Private 5G networks – hot and crowded

Much was written about private 5G networks in 2021, especially regarding who will build and run them. Many parties are keen to get into the market, from mobile operators to IT companies, system integrators and infrastructure equipment suppliers.

OpenRAN players also want to enter, although they have yet to prove they can handle the demands of a classic mobile network. Expect fierce competition, very low margins and, inevitably, a shakeout.

Around the world – US, Brazil and Asia

Overall, we’re going to see big markets set agendas for other markets, but political goodwill is needed to allow the evolution. This is problematic when political systems rarely grasp the importance of events.
 
The US’ C-band spectrum auction raised a record $90+ billion. Mobile operators were set to launch 5G in this band on 5 December but were hijacked the Federal Aviation Administration (FAA), which posted a dubious advisory about 5G transmissions’ potential interference with altimeters.
 
US planes fly to more than 50 countries where some 200 5G networks operate without any reports of such interference. The FAA has known about 5G for years but appears to be protecting small aircraft and maybe helicopter fleets that haven’t upgraded safety equipment.
 
In Asia, Telenor and Axiata are in the process of major consolidation. After decades of study, we believe most policymakers do not understand the process of consolidation and its benefits, so we and published an exhaustive, evidence-based report Understanding 4 to 3 Mobile Mergers to remedy this.
 
Similarly, in Brazil, many of ailing operator Oi’s assets were distributed between the three major players Vivo, Claro and TIM. It will be interesting to see how the three – and new, smaller players – will fare now the 5G auctions have taken place, mostly likely using it to extend existing and new broadband infrastructure with 5G/FWA.
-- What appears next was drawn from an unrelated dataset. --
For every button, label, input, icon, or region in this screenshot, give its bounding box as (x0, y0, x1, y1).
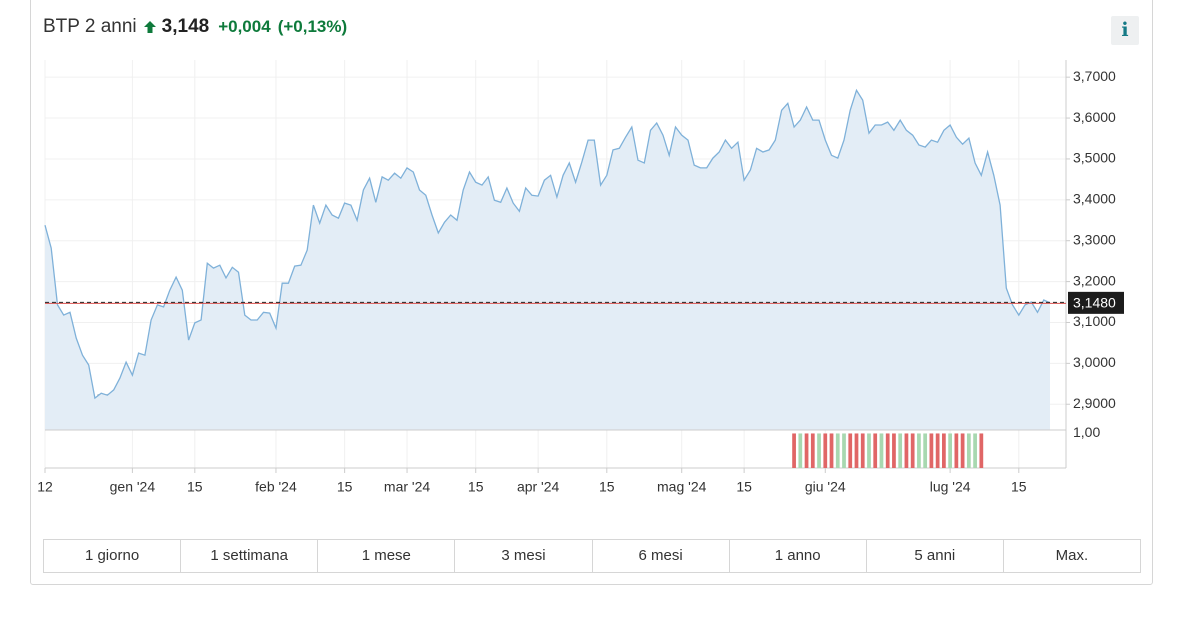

2022 will see rising prices

Mobile and broadband prices have stalled or fallen in recent year, but we expect price rises around the world in 2022. In 2021, Denmark’s telecom regulator colluded with energy companies to fix the wholesale price of fibre access at above what the market offers, guaranteeing a price rise. If the regulated price of fibre increases so will broadband prices on private networks.
 
Another driver is that operators have long struggled to create value for shareholders through organic growth, and price rises seem inevitable in 2022, given the high value of broadband underlined so spectacularly the pandemic era. This is the law of supply and demand: no price increases, no money to invest in network upgrades.